L’Île-de-France fait face à une double urgence : 1,3 million de Franciliens souffrent du mal-logement, tandis que la pression sur les sols naturels ne cesse d’augmenter, avec près de 700 hectares artificialisés chaque année. Dans ce contexte de fortes tensions, France Nature Environnement Île-de-France, la Fondation pour la Nature et l’Homme, et la Fondation pour le Logement des Défavorisés (anciennement Fondation Abbé Pierre) démontrent qu’il est possible de produire l’équivalent de 70 000 logements par an pendant dix ans, soit l’objectif annuel fixé à la région, sans consommer un seul mètre carré supplémentaire de terres naturelles ou agricoles. Cette estimation volontariste invite les acteurs locaux à se réunir, à se saisir des gisements identifiés dans l’étude et à repenser collectivement les modalités de production urbaine.

Zéro Artificialisation Nette : l’Île-de-France peine à avancer alors que les solutions sont là !
La trajectoire de l’Île-de-France en matière de Zéro Artificialisation Nette (ZAN) se démarque par son manque d’ambition alors que 25 % de son territoire est déjà artificialisé (contre 9 % à l’échelle nationale). Le SDRIF-E, document stratégique d’aménagement régional, continue ainsi de miser sur l’ouverture de nouveaux espaces à l’urbanisation, compromettant biodiversité, stockage du carbone, production alimentaire et qualité de vie. Pourtant, l’étude démontre clairement que plusieurs réserves foncières et immobilières importantes sont déjà disponibles pour produire du logement sans consommer de terres naturelles ou agricoles :
- 112 000 logements grâce à la remise sur le marché de logements vacants ;
- 14 000 logements issus de la reconversion de bureaux vacants ;
- 60 000 logements via la revalorisation des friches ;
- 40 000 logements par la surélévation du bâti existant ;
- 30 000 logements par an pendant dix ans via une densification raisonnée des zones pavillonnaires.
Mobiliser les espaces sous-utilisés : un potentiel supplémentaire négligé
Au-delà des réserves foncières, l’étude met en avant un levier complémentaire majeur : l’optimisation des espaces déjà bâtis mais sous-utilisés. Cela concerne notamment les logements sous-occupés, les zones d’activités économiques peu exploitées, ou encore les résidences secondaires habitées quelques semaines dans l’année.
- Réduire de 25 % les résidences secondaires permettrait la création de 75 000 logements principaux ;
- La requalification des zones économiques pourrait engendrer 230 000 nouveaux logements ;
- La lutte contre la sous-occupation des logements libérerait plusieurs centaines de milliers de logements.

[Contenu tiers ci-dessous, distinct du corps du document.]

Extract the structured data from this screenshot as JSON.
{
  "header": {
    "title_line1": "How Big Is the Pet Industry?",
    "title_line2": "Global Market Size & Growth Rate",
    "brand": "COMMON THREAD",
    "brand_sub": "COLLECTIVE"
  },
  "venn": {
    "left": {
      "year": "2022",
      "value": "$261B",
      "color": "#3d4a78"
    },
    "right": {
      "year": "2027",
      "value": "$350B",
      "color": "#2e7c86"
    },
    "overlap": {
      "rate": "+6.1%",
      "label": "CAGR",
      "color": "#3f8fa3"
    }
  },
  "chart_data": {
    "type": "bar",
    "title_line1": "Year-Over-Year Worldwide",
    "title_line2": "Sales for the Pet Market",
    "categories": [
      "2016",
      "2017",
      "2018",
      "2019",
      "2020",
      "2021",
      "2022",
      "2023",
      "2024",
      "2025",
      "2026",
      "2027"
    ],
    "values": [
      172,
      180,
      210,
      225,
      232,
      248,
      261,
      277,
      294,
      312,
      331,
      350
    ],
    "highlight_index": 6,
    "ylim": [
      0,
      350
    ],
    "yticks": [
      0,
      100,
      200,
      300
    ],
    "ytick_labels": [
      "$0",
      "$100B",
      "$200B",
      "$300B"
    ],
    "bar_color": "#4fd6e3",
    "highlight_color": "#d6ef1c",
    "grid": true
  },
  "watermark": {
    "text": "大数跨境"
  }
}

Pour que ce potentiel devienne réalité…
Il est indispensable de transformer l’intention en action. Cela suppose de mobiliser plusieurs leviers décisifs :
- Renforcer la coordination entre acteurs publics et privés, en impliquant pleinement collectivités, bailleurs sociaux, aménageurs et promoteurs dans une logique de co-construction ;
- Accompagner les communes, notamment les plus petites, dans une planification urbaine durable, en renforçant leurs moyens financiers et techniques, grâce notamment à une fiscalité ciblant les logements vacants et les résidences secondaires
- Associer les citoyens aux projets, grâce à des démarches de concertation ambitieuses, afin de garantir leur acceptabilité et leur ancrage local.
Soutenues par des politiques publiques claires en faveur de la sobriété foncière et de l’innovation urbaine, ces actions permettront de passer du gisement au projet, et du projet à la réalité.
Cette étude repose sur l’analyse des données statistiques disponibles et sur un corpus de 23 entretiens réalisés auprès d’experts et d’acteurs de l’aménagement, afin de croiser les points de vue et d’ancrer l’analyse dans les pratiques opérationnelles du secteur. Elle a été enrichie par 5 entretiens complémentaires avec des collectivités franciliennes, apportant des retours d’expérience précis. Enfin, un comité d’experts composé de Urbense, la DRIEAT Île-de-France, la DRIHL Île-de-France, l’AORIF et l’Apur a été mobilisé tout au long du travail pour examiner les données, consolider les estimations et conforter les hypothèses retenues.